The features that had me the most excited with the advent of iOS 8 and Yosemite fall under Apple’s Continuity umbrella. From the marketing page:

Apple products have always been designed to work together beautifully. But now they may really surprise you. With iOS 8 and OS X Yosemite, you’ll be able to do more wonderful things than ever before.

Answer phone calls and send SMS messages from my laptop? Yes! AirDrop between my phone and my Mac? I’ve been asking for that since 2013!

Unfortunately, sometimes the most-awaited features become the most disappointing.

It turns out that AirDrop’s problem is that my mid-2011 Macbook Air is too old to support the feature1. OK. Apple gets a pass on that one. But what of the other promises?

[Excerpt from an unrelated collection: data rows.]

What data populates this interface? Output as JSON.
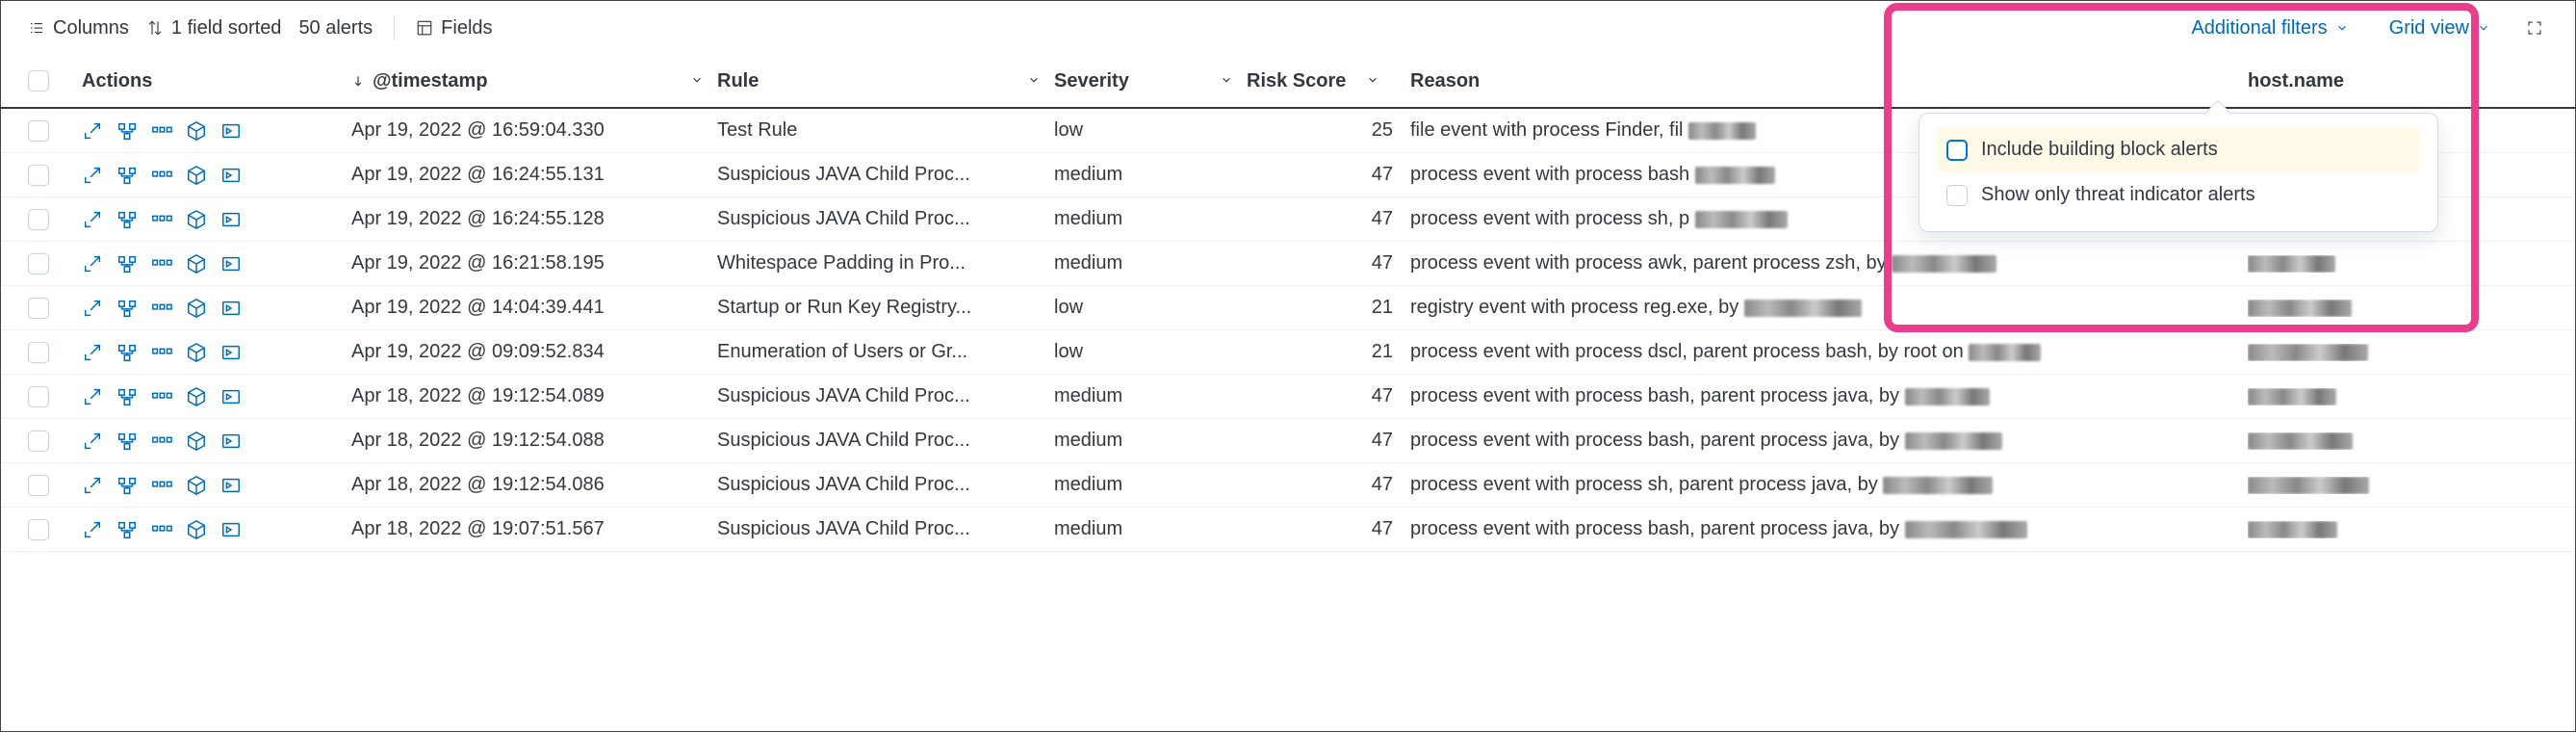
{
  "toolbar": {
    "columns_label": "Columns",
    "sorted_label": "1 field sorted",
    "alerts_count_label": "50 alerts",
    "fields_label": "Fields",
    "additional_filters_label": "Additional filters",
    "grid_view_label": "Grid view"
  },
  "popover": {
    "opt_building_block": "Include building block alerts",
    "opt_threat_indicator": "Show only threat indicator alerts"
  },
  "columns": {
    "actions": "Actions",
    "timestamp": "@timestamp",
    "rule": "Rule",
    "severity": "Severity",
    "risk": "Risk Score",
    "reason": "Reason",
    "host": "host.name"
  },
  "rows": [
    {
      "ts": "Apr 19, 2022 @ 16:59:04.330",
      "rule": "Test Rule",
      "sev": "low",
      "risk": 25,
      "reason": "file event with process Finder, fil"
    },
    {
      "ts": "Apr 19, 2022 @ 16:24:55.131",
      "rule": "Suspicious JAVA Child Proc...",
      "sev": "medium",
      "risk": 47,
      "reason": "process event with process bash"
    },
    {
      "ts": "Apr 19, 2022 @ 16:24:55.128",
      "rule": "Suspicious JAVA Child Proc...",
      "sev": "medium",
      "risk": 47,
      "reason": "process event with process sh, p"
    },
    {
      "ts": "Apr 19, 2022 @ 16:21:58.195",
      "rule": "Whitespace Padding in Pro...",
      "sev": "medium",
      "risk": 47,
      "reason": "process event with process awk, parent process zsh, by "
    },
    {
      "ts": "Apr 19, 2022 @ 14:04:39.441",
      "rule": "Startup or Run Key Registry...",
      "sev": "low",
      "risk": 21,
      "reason": "registry event with process reg.exe, by "
    },
    {
      "ts": "Apr 19, 2022 @ 09:09:52.834",
      "rule": "Enumeration of Users or Gr...",
      "sev": "low",
      "risk": 21,
      "reason": "process event with process dscl, parent process bash, by root on "
    },
    {
      "ts": "Apr 18, 2022 @ 19:12:54.089",
      "rule": "Suspicious JAVA Child Proc...",
      "sev": "medium",
      "risk": 47,
      "reason": "process event with process bash, parent process java, by "
    },
    {
      "ts": "Apr 18, 2022 @ 19:12:54.088",
      "rule": "Suspicious JAVA Child Proc...",
      "sev": "medium",
      "risk": 47,
      "reason": "process event with process bash, parent process java, by "
    },
    {
      "ts": "Apr 18, 2022 @ 19:12:54.086",
      "rule": "Suspicious JAVA Child Proc...",
      "sev": "medium",
      "risk": 47,
      "reason": "process event with process sh, parent process java, by "
    },
    {
      "ts": "Apr 18, 2022 @ 19:07:51.567",
      "rule": "Suspicious JAVA Child Proc...",
      "sev": "medium",
      "risk": 47,
      "reason": "process event with process bash, parent process java, by "
    }
  ]
}
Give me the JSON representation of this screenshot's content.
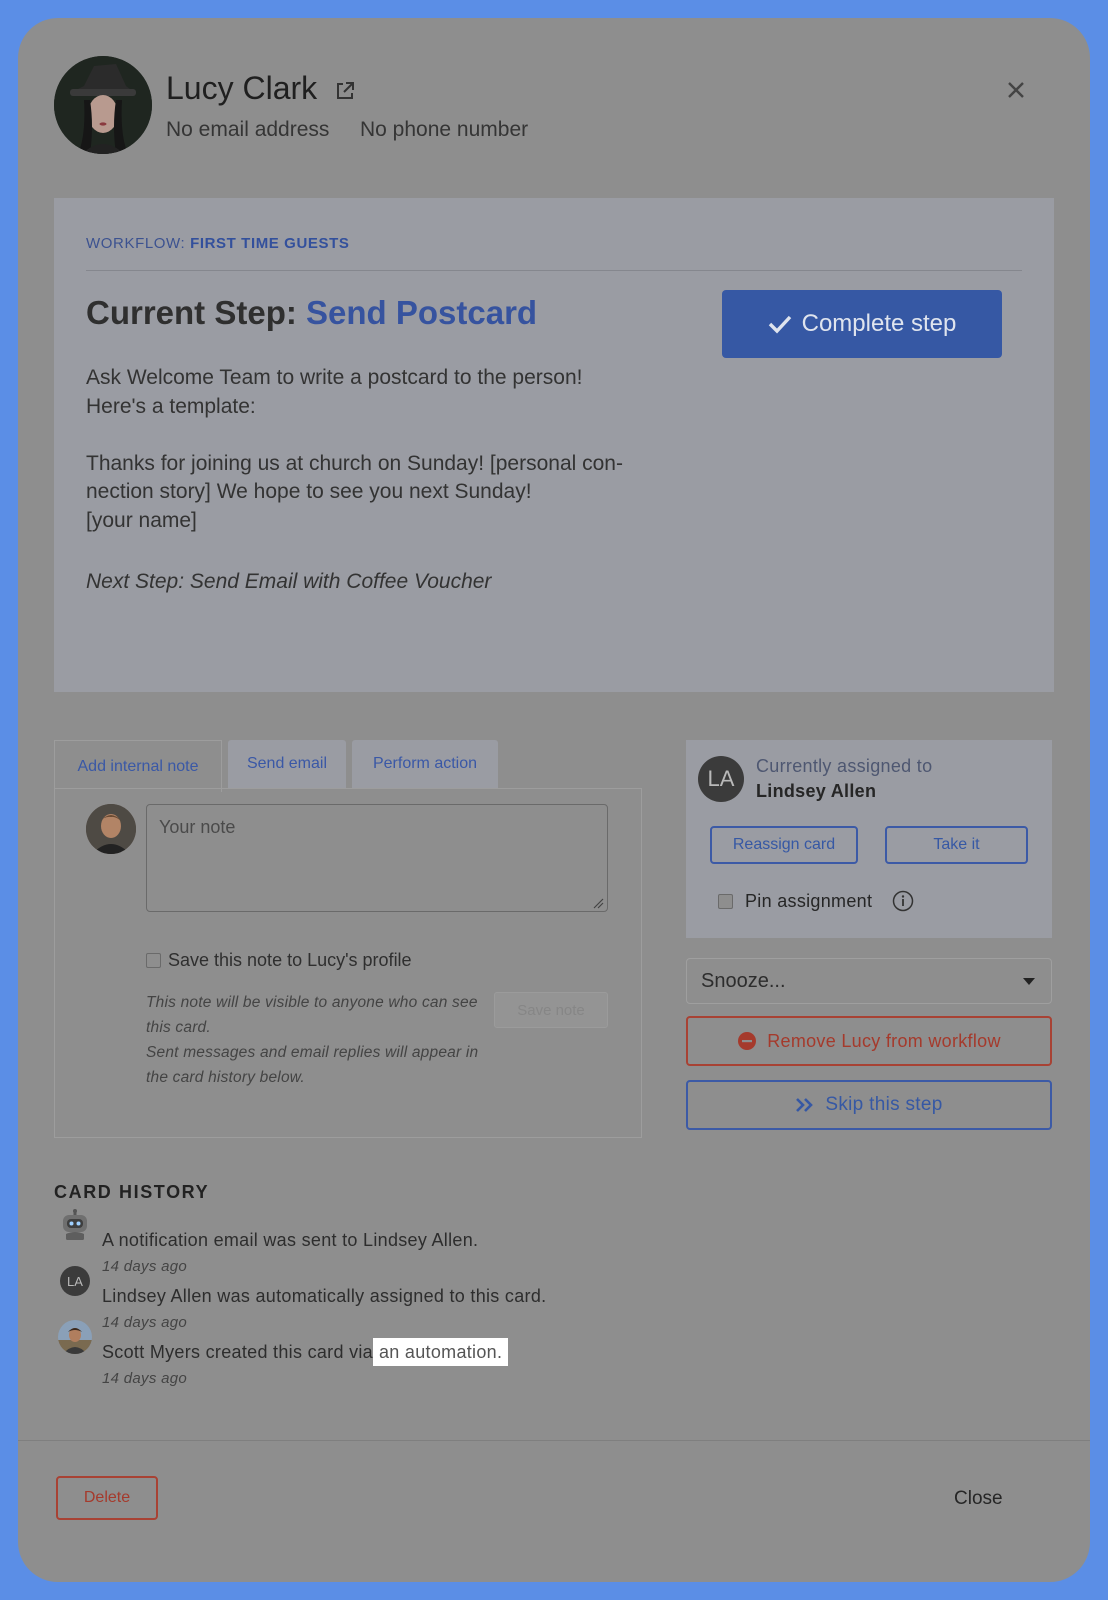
{
  "header": {
    "name": "Lucy Clark",
    "email": "No email address",
    "phone": "No phone number"
  },
  "workflow": {
    "label_prefix": "WORKFLOW:",
    "label_name": "FIRST TIME GUESTS",
    "step_prefix": "Current Step:",
    "step_name": "Send Postcard",
    "complete_label": "Complete step",
    "description": "Ask Welcome Team to write a postcard to the person!\nHere's a template:\n\nThanks for joining us at church on Sunday! [personal con-\nnection story] We hope to see you next Sunday!\n[your name]",
    "next_step": "Next Step: Send Email with Coffee Voucher"
  },
  "tabs": [
    {
      "label": "Add internal note",
      "active": true
    },
    {
      "label": "Send email",
      "active": false
    },
    {
      "label": "Perform action",
      "active": false
    }
  ],
  "note": {
    "placeholder": "Your note",
    "save_profile_label": "Save this note to Lucy's profile",
    "help_line1": "This note will be visible to anyone who can see this card.",
    "help_line2": "Sent messages and email replies will appear in the card history below.",
    "save_button": "Save note"
  },
  "assignment": {
    "initials": "LA",
    "caption": "Currently assigned to",
    "assignee": "Lindsey Allen",
    "reassign_label": "Reassign card",
    "take_label": "Take it",
    "pin_label": "Pin assignment"
  },
  "actions": {
    "snooze_label": "Snooze...",
    "remove_label": "Remove Lucy from workflow",
    "skip_label": "Skip this step"
  },
  "history": {
    "title": "CARD HISTORY",
    "items": [
      {
        "text": "A notification email was sent to Lindsey Allen.",
        "time": "14 days ago",
        "icon": "robot-icon"
      },
      {
        "text": "Lindsey Allen was automatically assigned to this card.",
        "time": "14 days ago",
        "icon": "la-avatar",
        "initials": "LA"
      },
      {
        "text": "Scott Myers created this card via",
        "link": "an automation.",
        "time": "14 days ago",
        "icon": "user-avatar"
      }
    ]
  },
  "footer": {
    "delete_label": "Delete",
    "close_label": "Close"
  },
  "colors": {
    "backdrop": "#5b8ee6",
    "modal": "#8e8e8e",
    "accent": "#3658a4",
    "danger": "#a84234"
  }
}
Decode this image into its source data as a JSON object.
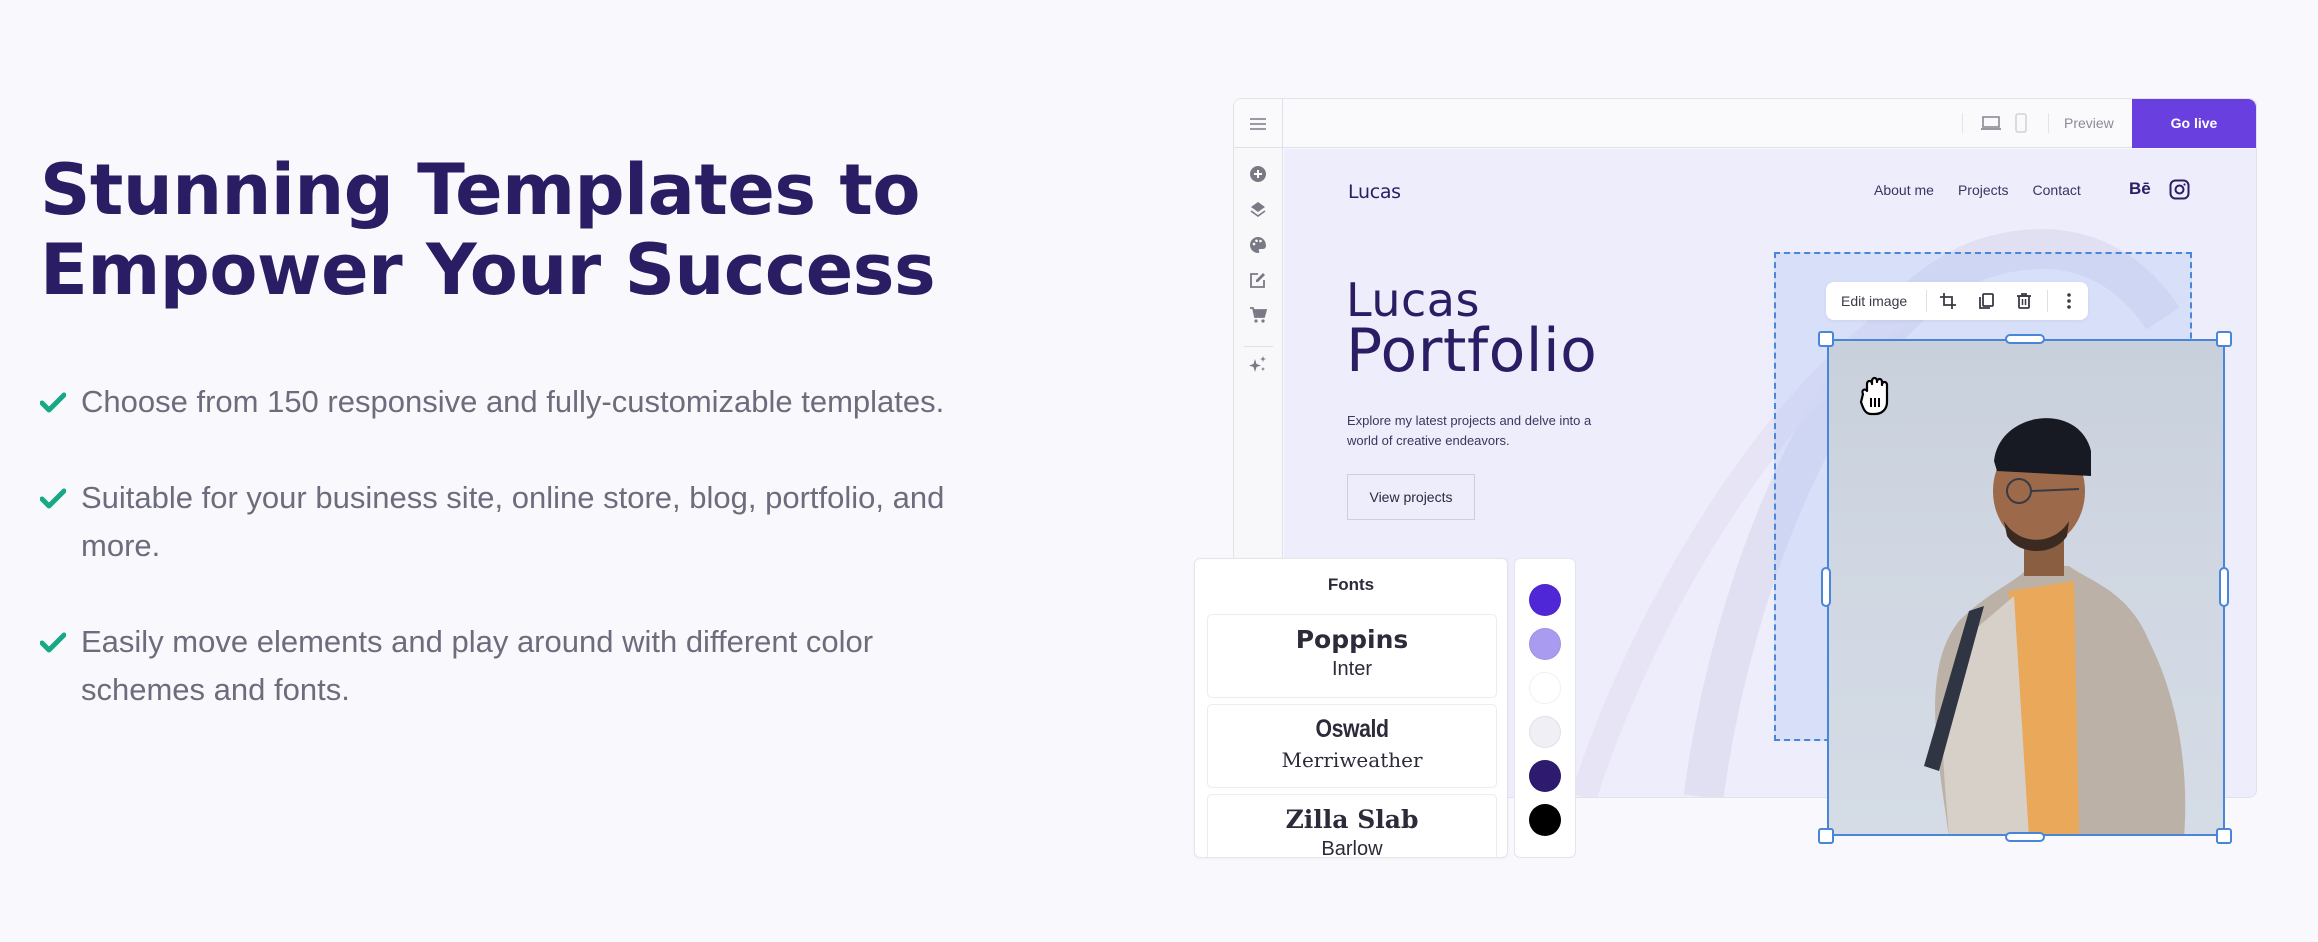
{
  "hero": {
    "title": "Stunning Templates to Empower Your Success",
    "features": [
      "Choose from 150 responsive and fully-customizable templates.",
      "Suitable for your business site, online store, blog, portfolio, and more.",
      "Easily move elements and play around with different color schemes and fonts."
    ],
    "check_color": "#17a884"
  },
  "editor": {
    "topbar": {
      "menu_icon": "hamburger-icon",
      "device_icons": [
        "laptop-icon",
        "mobile-icon"
      ],
      "preview_label": "Preview",
      "golive_label": "Go live",
      "accent_color": "#6a3fe0"
    },
    "sidebar_icons": [
      "add-circle-icon",
      "layers-icon",
      "palette-icon",
      "edit-icon",
      "cart-icon",
      "sparkles-icon"
    ],
    "site": {
      "logo": "Lucas",
      "nav": [
        "About me",
        "Projects",
        "Contact"
      ],
      "social_icons": [
        "behance-icon",
        "instagram-icon"
      ],
      "behance_label": "Bē",
      "headline_line1": "Lucas",
      "headline_line2": "Portfolio",
      "subtitle": "Explore my latest projects and delve into a world of creative endeavors.",
      "cta_label": "View projects",
      "text_color": "#2a1d63"
    },
    "image_toolbar": {
      "label": "Edit image",
      "actions": [
        "crop-icon",
        "duplicate-icon",
        "delete-icon",
        "more-vertical-icon"
      ]
    },
    "selection_color": "#4a86d8"
  },
  "fonts_panel": {
    "title": "Fonts",
    "pairs": [
      {
        "primary": "Poppins",
        "secondary": "Inter"
      },
      {
        "primary": "Oswald",
        "secondary": "Merriweather"
      },
      {
        "primary": "Zilla Slab",
        "secondary": "Barlow"
      }
    ]
  },
  "color_palette": [
    "#5027d6",
    "#a99cf0",
    "#ffffff",
    "#efeff5",
    "#2e1a6e",
    "#000000"
  ]
}
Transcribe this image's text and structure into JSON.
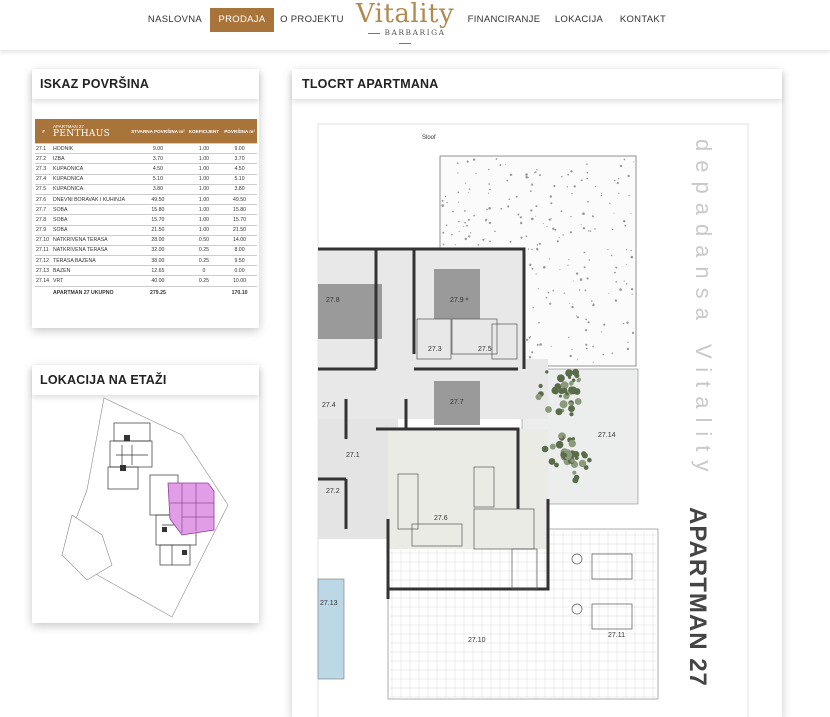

Can Continuity keep them? Not so much:

Now instead of just my phone buzzing incessantly when someone iMessages me, all of my devices beep and buzz. It’s like an Apple-branded flash mob. That’s not all.

Am I taking crazy pills or should swiping away a notification mark it as acknowledged? iOS doesn’t think so. And thanks to Continuity, Yosemite doesn’t think so either. “Connected like never before” means that both operating systems now propagate their annoying bugs to the other. And there’s more.

Mac-based phone calls might be the most disappointing feature of the lot. The ring is delayed. The connection often fails. When I silence a call on my phone it rings on my Mac instead. It’s a hot mess2.

There’s no doubt in my mind that these things are difficult to get right. It’s a cocktail of software, hardware interfaces, networking protocols3, context, presence, and more. But still, I think we’d all be better off if Apple would’ve held off on Continuity until they really had it figured out. Half-baked features are sometimes worse than no features at all.

Oh well, maybe they’ll get it right in iOS 9.

  1. We’ll see if it works when my shiny new 13” Retina Macbook Pro arrives next week!

  2. Ironically, as I was writing this a call came in from my phone, which was in the bedroom. I answered it from my Mac and it worked flawlessly. See what I mean.

  3. I believe the delay between the phone ringing on the phone and the Mac is Bluetooth-related.